A new insight about physician burnout. Some factors such as increased patient volume, administrative bureaucracy, profit driven coroporate medicine are now only a part of a worldwide increase in chronic diseases.
The increase in chronic disease can be attributed to the elimination of diseases which end life in young, or middle-age.
The Paradox Of Clinician Burnout In America
Doctors and nurses today are the beneficiaries of groundbreaking advancements in science, technology and disease treatments. With so many sophisticated tools available to diagnose and cure patient problems, you’d think this would be the golden era of clinician fulfillment. And yet, this period of radical advancement is marked by growing dissatisfaction and an exodus of physicians. Last year alone, 71,309 doctors quit the profession.
At a press briefing last month, Dr. Debra Houry, Chief Medical Officer at the Centers for Disease Control and Prevention, highlighted this growing threat to healthcare professionals.
“Burnout among these workers has reached crisis levels,” she said, noting that the COVID-19 pandemic had intensified long-standing challenges within the workforce. Fatigue, depression, anxiety, substance use disorders and suicidal thoughts are on the rise, according to the CDC.
In self-reported surveys about the causes of burnout, medical professionals point to the profit-centric American healthcare system that burdens them with countless bureaucratic tasks, endless prior authorization requirements, and a revolving door of patient visits.

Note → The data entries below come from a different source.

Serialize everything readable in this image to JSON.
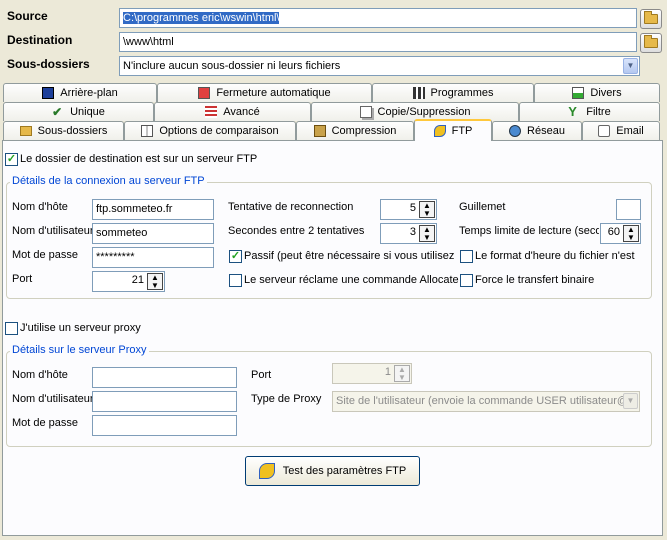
{
  "source": {
    "label": "Source",
    "value": "C:\\programmes eric\\wswin\\html\\"
  },
  "destination": {
    "label": "Destination",
    "value": "\\www\\html"
  },
  "subfolders": {
    "label": "Sous-dossiers",
    "value": "N'inclure aucun sous-dossier ni leurs fichiers"
  },
  "tabs": {
    "row1": [
      "Arrière-plan",
      "Fermeture automatique",
      "Programmes",
      "Divers"
    ],
    "row2": [
      "Unique",
      "Avancé",
      "Copie/Suppression",
      "Filtre"
    ],
    "row3": [
      "Sous-dossiers",
      "Options de comparaison",
      "Compression",
      "FTP",
      "Réseau",
      "Email"
    ]
  },
  "ftp": {
    "dest_is_ftp": "Le dossier de destination est sur un serveur FTP",
    "group_title": "Détails de la connexion au serveur FTP",
    "host_label": "Nom d'hôte",
    "host_value": "ftp.sommeteo.fr",
    "user_label": "Nom d'utilisateur",
    "user_value": "sommeteo",
    "pass_label": "Mot de passe",
    "pass_value": "*********",
    "port_label": "Port",
    "port_value": "21",
    "retry_label": "Tentative de reconnection",
    "retry_value": "5",
    "wait_label": "Secondes entre 2 tentatives",
    "wait_value": "3",
    "passive_label": "Passif (peut être nécessaire si vous utilisez u",
    "allocate_label": "Le serveur réclame une commande Allocate",
    "quote_label": "Guillemet",
    "timeout_label": "Temps limite de lecture (secon",
    "timeout_value": "60",
    "timeformat_label": "Le format d'heure du fichier n'est",
    "binary_label": "Force le transfert binaire"
  },
  "proxy": {
    "use_label": "J'utilise un serveur proxy",
    "group_title": "Détails sur le serveur Proxy",
    "host_label": "Nom d'hôte",
    "user_label": "Nom d'utilisateur",
    "pass_label": "Mot de passe",
    "port_label": "Port",
    "port_value": "1",
    "type_label": "Type de Proxy",
    "type_value": "Site de l'utilisateur (envoie la commande USER utilisateur@n"
  },
  "test_button": "Test des paramètres FTP"
}
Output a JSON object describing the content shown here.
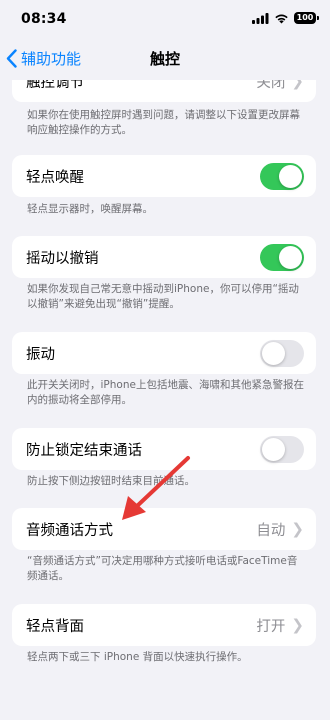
{
  "status": {
    "time": "08:34",
    "battery": "100"
  },
  "nav": {
    "back_label": "辅助功能",
    "title": "触控"
  },
  "rows": {
    "touch_adjust": {
      "label": "触控调节",
      "value": "关闭"
    },
    "tap_to_wake": {
      "label": "轻点唤醒",
      "toggle": "on"
    },
    "shake_to_undo": {
      "label": "摇动以撤销",
      "toggle": "on"
    },
    "vibration": {
      "label": "振动",
      "toggle": "off"
    },
    "prevent_lock_end_call": {
      "label": "防止锁定结束通话",
      "toggle": "off"
    },
    "call_audio_routing": {
      "label": "音频通话方式",
      "value": "自动"
    },
    "back_tap": {
      "label": "轻点背面",
      "value": "打开"
    }
  },
  "footers": {
    "touch_adjust": "如果你在使用触控屏时遇到问题，请调整以下设置更改屏幕响应触控操作的方式。",
    "tap_to_wake": "轻点显示器时，唤醒屏幕。",
    "shake_to_undo": "如果你发现自己常无意中摇动到iPhone，你可以停用“摇动以撤销”来避免出现“撤销”提醒。",
    "vibration": "此开关关闭时，iPhone上包括地震、海啸和其他紧急警报在内的振动将全部停用。",
    "prevent_lock_end_call": "防止按下侧边按钮时结束目前通话。",
    "call_audio_routing": "“音频通话方式”可决定用哪种方式接听电话或FaceTime音频通话。",
    "back_tap": "轻点两下或三下 iPhone 背面以快速执行操作。"
  },
  "colors": {
    "accent": "#0a84ff",
    "toggle_on": "#34c759",
    "annotation_arrow": "#e53935"
  },
  "icons": {
    "back": "chevron-left-icon",
    "disclosure": "chevron-right-icon",
    "annotation": "red-arrow"
  }
}
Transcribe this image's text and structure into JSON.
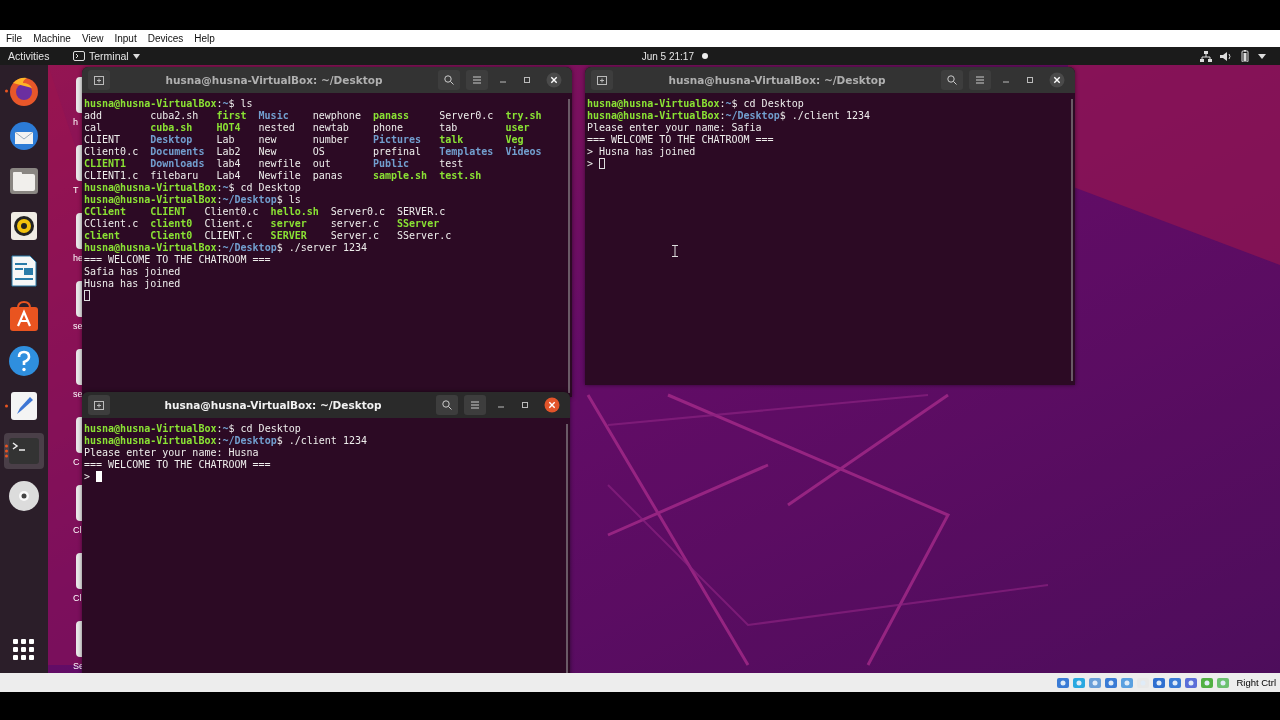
{
  "vm_menu": [
    "File",
    "Machine",
    "View",
    "Input",
    "Devices",
    "Help"
  ],
  "top_bar": {
    "activities": "Activities",
    "app_menu": "Terminal",
    "clock": "Jun 5  21:17"
  },
  "dock": [
    {
      "kind": "browser",
      "running": true,
      "active": false
    },
    {
      "kind": "mail",
      "running": false,
      "active": false
    },
    {
      "kind": "files",
      "running": false,
      "active": false
    },
    {
      "kind": "music",
      "running": false,
      "active": false
    },
    {
      "kind": "writer",
      "running": false,
      "active": false
    },
    {
      "kind": "store",
      "running": false,
      "active": false
    },
    {
      "kind": "help",
      "running": false,
      "active": false
    },
    {
      "kind": "editor",
      "running": true,
      "active": false
    },
    {
      "kind": "terminal",
      "running": true,
      "active": true
    },
    {
      "kind": "disc",
      "running": false,
      "active": false
    }
  ],
  "desktop_icons": [
    "h",
    "T",
    "he",
    "se",
    "se",
    "C",
    "Cl",
    "Cl",
    "Se"
  ],
  "terminals": [
    {
      "title": "husna@husna-VirtualBox: ~/Desktop",
      "focused": false,
      "lines": [
        {
          "kind": "prompt",
          "user": "husna@husna-VirtualBox",
          "sep": ":",
          "path": "~",
          "symbol": "$",
          "command": "ls"
        },
        {
          "kind": "ls",
          "rows": [
            [
              {
                "text": "add",
                "kind": "file"
              },
              {
                "text": "cuba2.sh",
                "kind": "file"
              },
              {
                "text": "first",
                "kind": "exec"
              },
              {
                "text": "Music",
                "kind": "dir"
              },
              {
                "text": "newphone",
                "kind": "file"
              },
              {
                "text": "panass",
                "kind": "exec"
              },
              {
                "text": "Server0.c",
                "kind": "file"
              },
              {
                "text": "try.sh",
                "kind": "exec"
              }
            ],
            [
              {
                "text": "cal",
                "kind": "file"
              },
              {
                "text": "cuba.sh",
                "kind": "exec"
              },
              {
                "text": "HOT4",
                "kind": "exec"
              },
              {
                "text": "nested",
                "kind": "file"
              },
              {
                "text": "newtab",
                "kind": "file"
              },
              {
                "text": "phone",
                "kind": "file"
              },
              {
                "text": "tab",
                "kind": "file"
              },
              {
                "text": "user",
                "kind": "exec"
              }
            ],
            [
              {
                "text": "CLIENT",
                "kind": "file"
              },
              {
                "text": "Desktop",
                "kind": "dir"
              },
              {
                "text": "Lab",
                "kind": "file"
              },
              {
                "text": "new",
                "kind": "file"
              },
              {
                "text": "number",
                "kind": "file"
              },
              {
                "text": "Pictures",
                "kind": "dir"
              },
              {
                "text": "talk",
                "kind": "exec"
              },
              {
                "text": "Veg",
                "kind": "exec"
              }
            ],
            [
              {
                "text": "Client0.c",
                "kind": "file"
              },
              {
                "text": "Documents",
                "kind": "dir"
              },
              {
                "text": "Lab2",
                "kind": "file"
              },
              {
                "text": "New",
                "kind": "file"
              },
              {
                "text": "OS",
                "kind": "file"
              },
              {
                "text": "prefinal",
                "kind": "file"
              },
              {
                "text": "Templates",
                "kind": "dir"
              },
              {
                "text": "Videos",
                "kind": "dir"
              }
            ],
            [
              {
                "text": "CLIENT1",
                "kind": "exec"
              },
              {
                "text": "Downloads",
                "kind": "dir"
              },
              {
                "text": "lab4",
                "kind": "file"
              },
              {
                "text": "newfile",
                "kind": "file"
              },
              {
                "text": "out",
                "kind": "file"
              },
              {
                "text": "Public",
                "kind": "dir"
              },
              {
                "text": "test",
                "kind": "file"
              }
            ],
            [
              {
                "text": "CLIENT1.c",
                "kind": "file"
              },
              {
                "text": "filebaru",
                "kind": "file"
              },
              {
                "text": "Lab4",
                "kind": "file"
              },
              {
                "text": "Newfile",
                "kind": "file"
              },
              {
                "text": "panas",
                "kind": "file"
              },
              {
                "text": "sample.sh",
                "kind": "exec"
              },
              {
                "text": "test.sh",
                "kind": "exec"
              }
            ]
          ]
        },
        {
          "kind": "prompt",
          "user": "husna@husna-VirtualBox",
          "sep": ":",
          "path": "~",
          "symbol": "$",
          "command": "cd Desktop"
        },
        {
          "kind": "prompt",
          "user": "husna@husna-VirtualBox",
          "sep": ":",
          "path": "~/Desktop",
          "symbol": "$",
          "command": "ls"
        },
        {
          "kind": "ls",
          "rows": [
            [
              {
                "text": "CClient",
                "kind": "exec"
              },
              {
                "text": "CLIENT",
                "kind": "exec"
              },
              {
                "text": "Client0.c",
                "kind": "file"
              },
              {
                "text": "hello.sh",
                "kind": "exec"
              },
              {
                "text": "Server0.c",
                "kind": "file"
              },
              {
                "text": "SERVER.c",
                "kind": "file"
              }
            ],
            [
              {
                "text": "CClient.c",
                "kind": "file"
              },
              {
                "text": "client0",
                "kind": "exec"
              },
              {
                "text": "Client.c",
                "kind": "file"
              },
              {
                "text": "server",
                "kind": "exec"
              },
              {
                "text": "server.c",
                "kind": "file"
              },
              {
                "text": "SServer",
                "kind": "exec"
              }
            ],
            [
              {
                "text": "client",
                "kind": "exec"
              },
              {
                "text": "Client0",
                "kind": "exec"
              },
              {
                "text": "CLIENT.c",
                "kind": "file"
              },
              {
                "text": "SERVER",
                "kind": "exec"
              },
              {
                "text": "Server.c",
                "kind": "file"
              },
              {
                "text": "SServer.c",
                "kind": "file"
              }
            ]
          ]
        },
        {
          "kind": "prompt",
          "user": "husna@husna-VirtualBox",
          "sep": ":",
          "path": "~/Desktop",
          "symbol": "$",
          "command": "./server 1234"
        },
        {
          "kind": "text",
          "text": "=== WELCOME TO THE CHATROOM ==="
        },
        {
          "kind": "text",
          "text": "Safia has joined"
        },
        {
          "kind": "text",
          "text": "Husna has joined"
        },
        {
          "kind": "input"
        }
      ]
    },
    {
      "title": "husna@husna-VirtualBox: ~/Desktop",
      "focused": false,
      "lines": [
        {
          "kind": "prompt",
          "user": "husna@husna-VirtualBox",
          "sep": ":",
          "path": "~",
          "symbol": "$",
          "command": "cd Desktop"
        },
        {
          "kind": "prompt",
          "user": "husna@husna-VirtualBox",
          "sep": ":",
          "path": "~/Desktop",
          "symbol": "$",
          "command": "./client 1234"
        },
        {
          "kind": "text",
          "text": "Please enter your name: Safia"
        },
        {
          "kind": "text",
          "text": "=== WELCOME TO THE CHATROOM ==="
        },
        {
          "kind": "text",
          "text": "> Husna has joined"
        },
        {
          "kind": "input",
          "prefix": ">"
        }
      ]
    },
    {
      "title": "husna@husna-VirtualBox: ~/Desktop",
      "focused": true,
      "lines": [
        {
          "kind": "prompt",
          "user": "husna@husna-VirtualBox",
          "sep": ":",
          "path": "~",
          "symbol": "$",
          "command": "cd Desktop"
        },
        {
          "kind": "prompt",
          "user": "husna@husna-VirtualBox",
          "sep": ":",
          "path": "~/Desktop",
          "symbol": "$",
          "command": "./client 1234"
        },
        {
          "kind": "text",
          "text": "Please enter your name: Husna"
        },
        {
          "kind": "text",
          "text": "=== WELCOME TO THE CHATROOM ==="
        },
        {
          "kind": "input",
          "prefix": ">"
        }
      ]
    }
  ],
  "status_bar": {
    "host_key": "Right Ctrl"
  }
}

All these complaints are valid, but new data on burnout from the nonprofit Commonwealth Fund raise another possibility and shed light on a potential solution.
Burnout: A Distinctly American Problem?
If the main drivers of burnout were indeed greedy insurance execs and a for-profit healthcare system, then you would expect that the Western nations with universal healthcare (which is paid for and provided by the government) would have dramatically lower physician burnout rates than in the United States.
But the Commonwealth Fund report tells a different story. Surprisingly, primary care physicians in the U.S. are in the middle of the pack when it comes to burnout. They report higher rates of satisfaction than their peers in the UK, Germany, Australia, New Zealand and Canada (but trail the Netherlands, Sweden, France and Switzerland in satisfaction).
If physician burnout isn’t a distinctly American phenomenon, deriving from unique aspects of the U.S. healthcare system, then what is causing doctor dissatisfaction around the world?
If we look at the biggest change to global medical practice in the 21st century, it’s not the corporatization of care or the administrative burdens heaped on clinicians. It’s the evolution of illness, itself.